This repo contains a analysis of Airbnb's Seattle dataset for 2016-2017
This project is done as a part of Udacity Data Scientist Nanodegree. The datasets for this project are collected form Kaggle repository. There are three data sets called reviews, listings and calendar and the data collected from 2016. The aim of this project is to analyse the datasets and trying to answer some questions
This project is executed by the CRISP-DM which involves the following steps:
Business Understanding
Data Understanding
Data Preparation
Modeling
Evaluation
Deployment
You can check all the analysis, steps and findings the medium post in the following link:
https://medium.com/@ArwaData/seattle-airbnb-udacity-project-2be5670f5f67
- numpy
- pandas
- matplotlib
- seaborn
Information provided by Airbnb
The dataset that Airbnb provides has three sub-datasets, which is:
- A Calendar dataset where we can see the availability of a certain listing and the corresponding price.

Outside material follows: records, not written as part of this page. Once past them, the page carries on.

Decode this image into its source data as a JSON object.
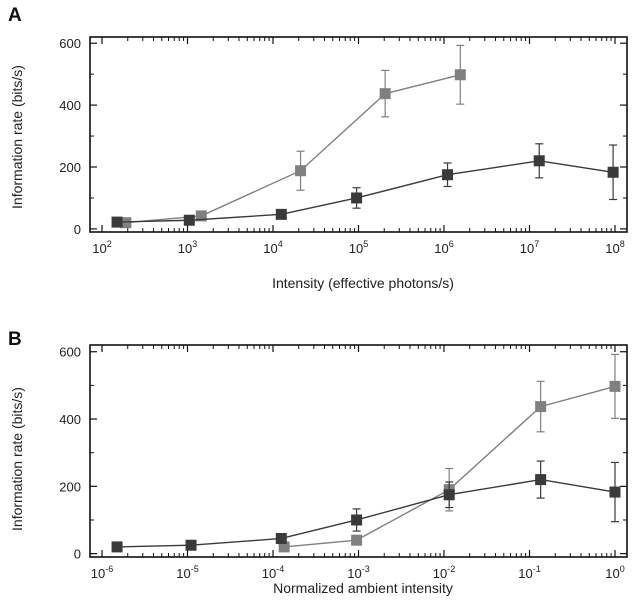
{
  "chart_data": [
    {
      "panel": "A",
      "type": "line",
      "title": "",
      "xlabel": "Intensity (effective photons/s)",
      "ylabel": "Information rate (bits/s)",
      "xscale": "log",
      "xlim": [
        100,
        100000000
      ],
      "ylim": [
        -10,
        620
      ],
      "x_ticks": [
        {
          "base": "10",
          "exp": "2",
          "value": 100
        },
        {
          "base": "10",
          "exp": "3",
          "value": 1000
        },
        {
          "base": "10",
          "exp": "4",
          "value": 10000
        },
        {
          "base": "10",
          "exp": "5",
          "value": 100000
        },
        {
          "base": "10",
          "exp": "6",
          "value": 1000000
        },
        {
          "base": "10",
          "exp": "7",
          "value": 10000000
        },
        {
          "base": "10",
          "exp": "8",
          "value": 100000000
        }
      ],
      "y_ticks": [
        {
          "label": "0",
          "value": 0
        },
        {
          "label": "200",
          "value": 200
        },
        {
          "label": "400",
          "value": 400
        },
        {
          "label": "600",
          "value": 600
        }
      ],
      "grid": false,
      "series": [
        {
          "color": "#3a3a3a",
          "points": [
            {
              "x": 150,
              "y": 22,
              "err": 4
            },
            {
              "x": 1050,
              "y": 28,
              "err": 6
            },
            {
              "x": 12500,
              "y": 47,
              "err": 12
            },
            {
              "x": 95000,
              "y": 100,
              "err": 33
            },
            {
              "x": 1100000,
              "y": 175,
              "err": 38
            },
            {
              "x": 13000000,
              "y": 220,
              "err": 55
            },
            {
              "x": 95000000,
              "y": 183,
              "err": 88
            }
          ]
        },
        {
          "color": "#808080",
          "points": [
            {
              "x": 190,
              "y": 20,
              "err": 4
            },
            {
              "x": 1450,
              "y": 42,
              "err": 6
            },
            {
              "x": 21000,
              "y": 188,
              "err": 63
            },
            {
              "x": 205000,
              "y": 437,
              "err": 75
            },
            {
              "x": 1550000,
              "y": 498,
              "err": 95
            }
          ]
        }
      ]
    },
    {
      "panel": "B",
      "type": "line",
      "title": "",
      "xlabel": "Normalized ambient intensity",
      "ylabel": "Information rate (bits/s)",
      "xscale": "log",
      "xlim": [
        1e-06,
        1
      ],
      "ylim": [
        -10,
        620
      ],
      "x_ticks": [
        {
          "base": "10",
          "exp": "-6",
          "value": 1e-06
        },
        {
          "base": "10",
          "exp": "-5",
          "value": 1e-05
        },
        {
          "base": "10",
          "exp": "-4",
          "value": 0.0001
        },
        {
          "base": "10",
          "exp": "-3",
          "value": 0.001
        },
        {
          "base": "10",
          "exp": "-2",
          "value": 0.01
        },
        {
          "base": "10",
          "exp": "-1",
          "value": 0.1
        },
        {
          "base": "10",
          "exp": "0",
          "value": 1
        }
      ],
      "y_ticks": [
        {
          "label": "0",
          "value": 0
        },
        {
          "label": "200",
          "value": 200
        },
        {
          "label": "400",
          "value": 400
        },
        {
          "label": "600",
          "value": 600
        }
      ],
      "grid": false,
      "series": [
        {
          "color": "#3a3a3a",
          "points": [
            {
              "x": 1.5e-06,
              "y": 20,
              "err": 4
            },
            {
              "x": 1.1e-05,
              "y": 25,
              "err": 6
            },
            {
              "x": 0.000125,
              "y": 45,
              "err": 12
            },
            {
              "x": 0.00095,
              "y": 100,
              "err": 33
            },
            {
              "x": 0.0115,
              "y": 175,
              "err": 38
            },
            {
              "x": 0.135,
              "y": 220,
              "err": 55
            },
            {
              "x": 1.0,
              "y": 183,
              "err": 88
            }
          ]
        },
        {
          "color": "#808080",
          "points": [
            {
              "x": 0.000135,
              "y": 20,
              "err": 4
            },
            {
              "x": 0.00095,
              "y": 40,
              "err": 6
            },
            {
              "x": 0.0115,
              "y": 190,
              "err": 63
            },
            {
              "x": 0.135,
              "y": 437,
              "err": 75
            },
            {
              "x": 1.0,
              "y": 497,
              "err": 95
            }
          ]
        }
      ]
    }
  ]
}
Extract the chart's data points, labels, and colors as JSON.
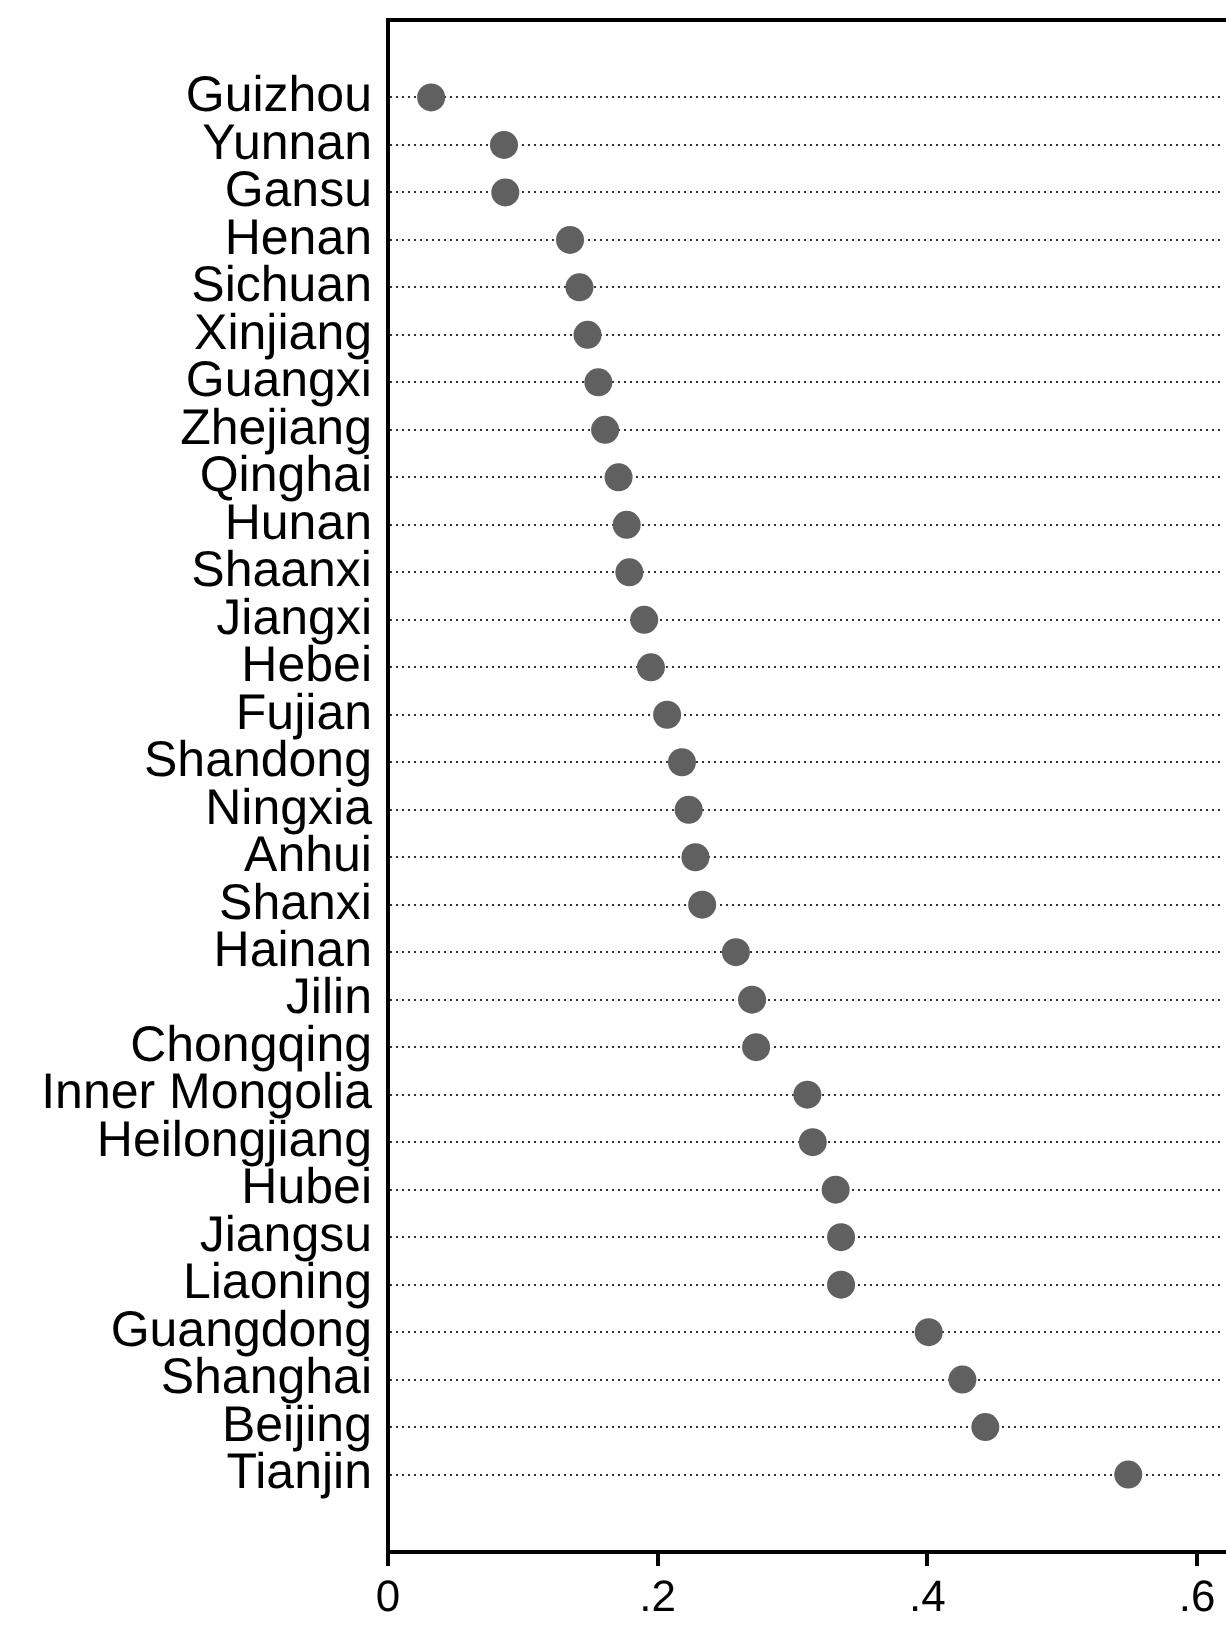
{
  "chart_data": {
    "type": "scatter",
    "orientation": "horizontal",
    "categories": [
      "Guizhou",
      "Yunnan",
      "Gansu",
      "Henan",
      "Sichuan",
      "Xinjiang",
      "Guangxi",
      "Zhejiang",
      "Qinghai",
      "Hunan",
      "Shaanxi",
      "Jiangxi",
      "Hebei",
      "Fujian",
      "Shandong",
      "Ningxia",
      "Anhui",
      "Shanxi",
      "Hainan",
      "Jilin",
      "Chongqing",
      "Inner Mongolia",
      "Heilongjiang",
      "Hubei",
      "Jiangsu",
      "Liaoning",
      "Guangdong",
      "Shanghai",
      "Beijing",
      "Tianjin"
    ],
    "values": [
      0.032,
      0.086,
      0.087,
      0.135,
      0.142,
      0.148,
      0.156,
      0.161,
      0.171,
      0.177,
      0.179,
      0.19,
      0.195,
      0.207,
      0.218,
      0.223,
      0.228,
      0.233,
      0.258,
      0.27,
      0.273,
      0.311,
      0.315,
      0.332,
      0.336,
      0.336,
      0.401,
      0.426,
      0.443,
      0.549
    ],
    "color": "#606060",
    "marker": "circle",
    "xlim": [
      0,
      0.62
    ],
    "xticks": [
      0,
      {
        "value": 0.2,
        "label": ".2"
      },
      {
        "value": 0.4,
        "label": ".4"
      },
      {
        "value": 0.6,
        "label": ".6"
      }
    ],
    "grid": "y"
  }
}
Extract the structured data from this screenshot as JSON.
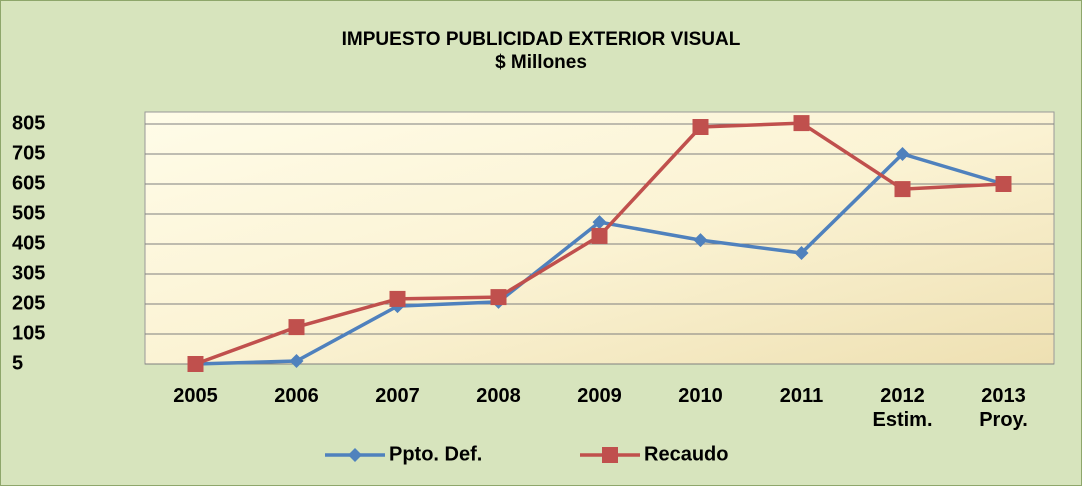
{
  "chart_data": {
    "type": "line",
    "title": "IMPUESTO PUBLICIDAD EXTERIOR VISUAL",
    "subtitle": "$ Millones",
    "categories": [
      "2005",
      "2006",
      "2007",
      "2008",
      "2009",
      "2010",
      "2011",
      "2012\nEstim.",
      "2013\nProy."
    ],
    "series": [
      {
        "name": "Ppto. Def.",
        "color": "#4f81bd",
        "marker": "diamond",
        "values": [
          5,
          15,
          198,
          212,
          478,
          418,
          375,
          705,
          605
        ]
      },
      {
        "name": "Recaudo",
        "color": "#c0504d",
        "marker": "square",
        "values": [
          5,
          128,
          222,
          228,
          432,
          795,
          808,
          588,
          605
        ]
      }
    ],
    "ylim": [
      5,
      845
    ],
    "yticks": [
      5,
      105,
      205,
      305,
      405,
      505,
      605,
      705,
      805
    ],
    "grid": true,
    "legend": "bottom"
  }
}
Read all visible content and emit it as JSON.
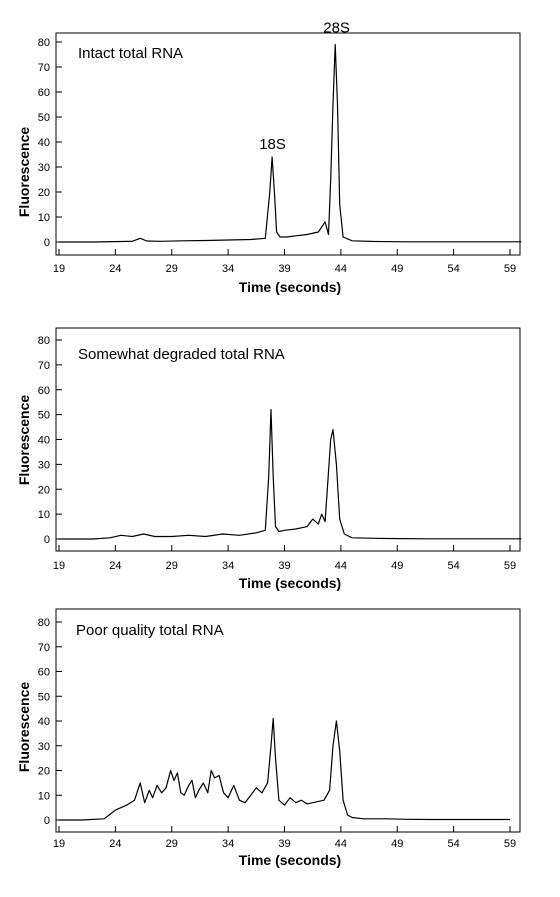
{
  "chart_data": [
    {
      "type": "line",
      "title": "Intact total RNA",
      "xlabel": "Time (seconds)",
      "ylabel": "Fluorescence",
      "xlim": [
        19,
        60
      ],
      "ylim": [
        -5,
        83
      ],
      "xticks": [
        19,
        24,
        29,
        34,
        39,
        44,
        49,
        54,
        59
      ],
      "yticks": [
        0,
        10,
        20,
        30,
        40,
        50,
        60,
        70,
        80
      ],
      "annotations": [
        {
          "text": "18S",
          "x": 38.0,
          "y": 34
        },
        {
          "text": "28S",
          "x": 43.5,
          "y": 79
        }
      ],
      "series": [
        {
          "x": [
            19,
            22,
            25.5,
            26.2,
            26.8,
            28,
            30,
            32,
            34,
            36,
            37.3,
            37.7,
            37.9,
            38.1,
            38.3,
            38.6,
            39.2,
            40,
            41,
            42,
            42.6,
            42.9,
            43.1,
            43.3,
            43.5,
            43.7,
            43.9,
            44.2,
            45,
            47,
            50,
            55,
            60
          ],
          "y": [
            0,
            0,
            0.3,
            1.5,
            0.4,
            0.3,
            0.5,
            0.6,
            0.8,
            1,
            1.5,
            20,
            34,
            20,
            4,
            2,
            2,
            2.5,
            3,
            4,
            8,
            3,
            25,
            55,
            79,
            55,
            15,
            2,
            0.5,
            0.2,
            0.1,
            0.1,
            0.1
          ]
        }
      ]
    },
    {
      "type": "line",
      "title": "Somewhat degraded total RNA",
      "xlabel": "Time (seconds)",
      "ylabel": "Fluorescence",
      "xlim": [
        19,
        60
      ],
      "ylim": [
        -5,
        83
      ],
      "xticks": [
        19,
        24,
        29,
        34,
        39,
        44,
        49,
        54,
        59
      ],
      "yticks": [
        0,
        10,
        20,
        30,
        40,
        50,
        60,
        70,
        80
      ],
      "series": [
        {
          "x": [
            19,
            22,
            23.5,
            24.5,
            25.5,
            26.5,
            27.5,
            29,
            30.5,
            32,
            33.5,
            35,
            36.5,
            37.3,
            37.6,
            37.8,
            38,
            38.2,
            38.5,
            39,
            40,
            41,
            41.5,
            42,
            42.3,
            42.6,
            42.8,
            43.1,
            43.3,
            43.6,
            43.9,
            44.3,
            45,
            48,
            52,
            56,
            60
          ],
          "y": [
            0,
            0,
            0.5,
            1.5,
            1,
            2,
            1,
            1,
            1.5,
            1,
            2,
            1.5,
            2.5,
            3.5,
            25,
            52,
            25,
            5,
            3,
            3.5,
            4,
            5,
            8,
            6,
            10,
            7,
            20,
            40,
            44,
            30,
            8,
            2,
            0.5,
            0.2,
            0.1,
            0.1,
            0.1
          ]
        }
      ]
    },
    {
      "type": "line",
      "title": "Poor quality total RNA",
      "xlabel": "Time (seconds)",
      "ylabel": "Fluorescence",
      "xlim": [
        19,
        60
      ],
      "ylim": [
        -5,
        83
      ],
      "xticks": [
        19,
        24,
        29,
        34,
        39,
        44,
        49,
        54,
        59
      ],
      "yticks": [
        0,
        10,
        20,
        30,
        40,
        50,
        60,
        70,
        80
      ],
      "series": [
        {
          "x": [
            19,
            21,
            23,
            24,
            25,
            25.7,
            26.2,
            26.6,
            27,
            27.3,
            27.7,
            28.1,
            28.5,
            28.9,
            29.2,
            29.5,
            29.8,
            30.1,
            30.5,
            30.8,
            31.1,
            31.4,
            31.8,
            32.2,
            32.5,
            32.8,
            33.2,
            33.6,
            34,
            34.5,
            35,
            35.5,
            36,
            36.5,
            37,
            37.5,
            37.8,
            38,
            38.2,
            38.5,
            39,
            39.5,
            40,
            40.5,
            41,
            41.5,
            42,
            42.5,
            43,
            43.3,
            43.6,
            43.9,
            44.2,
            44.6,
            45,
            46,
            48,
            50,
            52,
            56,
            59
          ],
          "y": [
            0,
            0,
            0.5,
            4,
            6,
            8,
            15,
            7,
            12,
            9,
            14,
            11,
            13,
            20,
            16,
            19,
            11,
            10,
            14,
            16,
            9,
            12,
            15,
            11,
            20,
            17,
            18,
            11,
            9,
            14,
            8,
            7,
            10,
            13,
            11,
            15,
            30,
            41,
            25,
            8,
            6,
            9,
            7,
            8,
            6.5,
            7,
            7.5,
            8,
            12,
            30,
            40,
            28,
            8,
            2,
            1,
            0.5,
            0.5,
            0.3,
            0.2,
            0.2,
            0.2
          ]
        }
      ]
    }
  ]
}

- A Listing dataset with a full description of listings
- A Reviews dataset with information about the review from each guess.
- What are the factors that have the most effect on the price?
- What is the best month based on availability?
- What is the best month based on the price?
- What is the best neighborhood based on availability?
- What is the best neighborhood based on the price?
- dataset source: kaggle
- the number of accommodates, bedrooms, bathrooms, beds and guests included are determining the price.
- January is the most available month of the year.
- the first two months of the year has the less price.
- Roxhill, Fairmount park and holly park are the top 3 neighborhoods in which you can have a lot of available options.
- the most expensive neighborhood is Fairmount Park, and the least prices are in Roxhill neighborhood.
- Roxhill is the best choice if you want more options and less price.